Useful for pricing strategy and business planning.

Also calculates change in total sales.

## Cross Price Elasticity: 1.22

Price Relationship: Substitute Goods

### Cross Price Elasticity Calculator: Frequently Asked Questions

#### How Do You Use the Cross Price Elasticity Calculator

Simple - enter the following items:

• Original Price of Product A
• New Price of Product A
• Original Quantity Demand for Product B
• New Quantity Demand for Product B
And hit the calculate button. The tool will calculate the cross price elasticity of demand and evaluate the relationship between the two products.

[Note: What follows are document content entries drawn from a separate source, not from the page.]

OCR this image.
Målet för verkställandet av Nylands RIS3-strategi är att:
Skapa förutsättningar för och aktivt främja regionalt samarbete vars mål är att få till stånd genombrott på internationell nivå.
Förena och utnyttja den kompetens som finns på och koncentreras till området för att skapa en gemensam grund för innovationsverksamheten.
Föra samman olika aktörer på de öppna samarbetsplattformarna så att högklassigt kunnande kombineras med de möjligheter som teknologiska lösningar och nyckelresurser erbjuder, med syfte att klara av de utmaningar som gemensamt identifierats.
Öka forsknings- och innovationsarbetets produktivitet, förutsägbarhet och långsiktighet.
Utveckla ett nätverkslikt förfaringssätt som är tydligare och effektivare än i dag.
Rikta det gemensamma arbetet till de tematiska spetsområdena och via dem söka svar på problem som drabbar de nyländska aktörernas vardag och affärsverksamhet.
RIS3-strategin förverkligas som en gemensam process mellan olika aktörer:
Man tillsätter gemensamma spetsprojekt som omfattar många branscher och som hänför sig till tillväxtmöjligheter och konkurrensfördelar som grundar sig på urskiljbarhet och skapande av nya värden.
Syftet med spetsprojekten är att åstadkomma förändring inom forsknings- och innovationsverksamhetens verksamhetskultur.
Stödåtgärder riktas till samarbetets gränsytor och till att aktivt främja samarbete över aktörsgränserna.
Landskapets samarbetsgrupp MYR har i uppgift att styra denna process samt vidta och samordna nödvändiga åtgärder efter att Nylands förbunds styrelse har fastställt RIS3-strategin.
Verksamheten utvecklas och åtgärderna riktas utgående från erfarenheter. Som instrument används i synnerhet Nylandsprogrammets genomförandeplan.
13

#### How Do You Calculate Cross Price Elasticity of Demand

We use the standard economics formula for calculating cross elasticity of demand relative to price. This is generally expressed as:
Cross Price Elasticity Formula: ((original + new price of product A ) / (original + new quantity of product B)) * ((change in quantity)/(change in price))

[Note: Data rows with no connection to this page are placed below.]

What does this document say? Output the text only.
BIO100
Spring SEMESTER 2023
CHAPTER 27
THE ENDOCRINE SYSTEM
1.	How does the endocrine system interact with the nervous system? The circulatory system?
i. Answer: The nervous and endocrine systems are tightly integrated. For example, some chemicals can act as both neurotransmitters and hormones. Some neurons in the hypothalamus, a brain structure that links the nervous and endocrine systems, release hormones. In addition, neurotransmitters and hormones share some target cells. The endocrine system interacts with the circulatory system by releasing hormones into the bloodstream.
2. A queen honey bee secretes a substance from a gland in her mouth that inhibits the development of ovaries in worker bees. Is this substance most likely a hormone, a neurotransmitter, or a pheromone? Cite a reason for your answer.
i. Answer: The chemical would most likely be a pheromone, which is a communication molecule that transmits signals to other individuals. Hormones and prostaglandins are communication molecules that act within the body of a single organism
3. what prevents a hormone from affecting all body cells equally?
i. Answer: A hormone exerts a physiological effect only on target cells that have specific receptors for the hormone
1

#### What does Positive Cross Price Elasticity Mean?

The products are substitutes; demand for the second good increases when the price of the first good increases.

#### What does Negative Cross Price Elasticity Mean?

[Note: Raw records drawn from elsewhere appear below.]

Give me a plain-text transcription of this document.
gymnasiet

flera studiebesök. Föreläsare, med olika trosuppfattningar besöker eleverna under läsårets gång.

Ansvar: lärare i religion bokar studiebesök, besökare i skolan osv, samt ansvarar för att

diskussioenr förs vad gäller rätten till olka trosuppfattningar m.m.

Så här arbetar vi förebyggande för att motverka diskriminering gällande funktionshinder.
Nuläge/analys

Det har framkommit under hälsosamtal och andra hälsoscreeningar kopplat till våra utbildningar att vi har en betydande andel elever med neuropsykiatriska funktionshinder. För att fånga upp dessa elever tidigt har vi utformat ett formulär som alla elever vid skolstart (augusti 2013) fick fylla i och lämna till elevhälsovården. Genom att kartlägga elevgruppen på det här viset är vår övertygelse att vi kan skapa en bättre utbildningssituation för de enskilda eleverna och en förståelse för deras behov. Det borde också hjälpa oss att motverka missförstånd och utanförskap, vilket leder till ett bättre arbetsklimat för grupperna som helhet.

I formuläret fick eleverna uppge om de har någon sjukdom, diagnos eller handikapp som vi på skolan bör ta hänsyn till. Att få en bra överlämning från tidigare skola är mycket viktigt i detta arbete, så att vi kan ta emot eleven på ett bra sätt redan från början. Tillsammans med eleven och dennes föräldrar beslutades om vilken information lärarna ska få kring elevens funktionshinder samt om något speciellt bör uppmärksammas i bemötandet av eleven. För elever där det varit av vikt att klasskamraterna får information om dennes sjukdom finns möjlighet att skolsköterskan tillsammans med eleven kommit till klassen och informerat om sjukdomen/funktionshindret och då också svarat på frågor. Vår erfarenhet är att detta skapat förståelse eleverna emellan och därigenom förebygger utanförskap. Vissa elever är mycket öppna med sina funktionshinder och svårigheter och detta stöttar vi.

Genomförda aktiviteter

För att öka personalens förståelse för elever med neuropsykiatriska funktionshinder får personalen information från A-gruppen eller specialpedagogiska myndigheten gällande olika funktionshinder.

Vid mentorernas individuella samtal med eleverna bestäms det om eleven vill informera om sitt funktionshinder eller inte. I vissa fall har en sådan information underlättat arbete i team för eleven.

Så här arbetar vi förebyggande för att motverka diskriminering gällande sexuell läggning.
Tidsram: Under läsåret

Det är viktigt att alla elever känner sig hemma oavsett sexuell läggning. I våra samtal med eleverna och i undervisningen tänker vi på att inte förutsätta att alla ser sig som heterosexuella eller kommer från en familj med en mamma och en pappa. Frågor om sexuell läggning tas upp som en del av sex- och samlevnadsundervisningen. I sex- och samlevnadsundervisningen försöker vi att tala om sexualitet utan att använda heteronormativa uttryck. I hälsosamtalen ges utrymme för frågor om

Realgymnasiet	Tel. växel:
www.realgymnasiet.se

The products are potentially complements, goods that are consumed in conjunction with each other. Demand for the second good declines when the price of the first good is increased. This is likely in line demand for the original good, which we expect to decline when prices are raised.

#### What Can Cause Changes in Cross Price Elasticity?

Significant changes in the perceived quality of either product will affect cross price elasticity. For example, consider the competition between premium products and economy offers in consumer packaged goods. Both products service the same fundamental consumer needs. The relative sales between the two will be driven by consumer brand awareness, perceptions of quality, and broader trends in product design.

#### What Can You Do With Cross Elasticity of Demand?

Understanding cross elasticity of demand has significant applications in the fields of pricing and economic policy, particularly trade policy. The availability of substitute products is a major determinant in the ability of a firm to set price. Products that need to compete against substitute products need to have pricing set at levels that support an appropriate market share. Similarly, understanding the degree to which products can be substituted by another national is a powerful indicator of the consequences of trade policies and likely responses. Products without viable substitutes can be sold at higher prices since cross elasticity of demand is less of a factor in determining their market share.

Identifying complementary goods is similarly useful in that you can set pricing in anticipation of future business. This is especially powerful when you're looking at opportunities to bundle complementary goods and services to a buyer who is particularly sensitive to certain items. For example, many buyers are price sensitive to the upfront cost of installing a piece of manufacturing equipment. Each of these platforms usually has a set of complementary products and services that will be pulled along by the initial purchasing decision: parts, accessories, maintenance services, consumable products, and financing. Bundle pricing can be used to get aggressive on the initial quote (the capital investment decision) and generate the bulk of your profits from the ongoing purchases required to maintain and operate that equipment.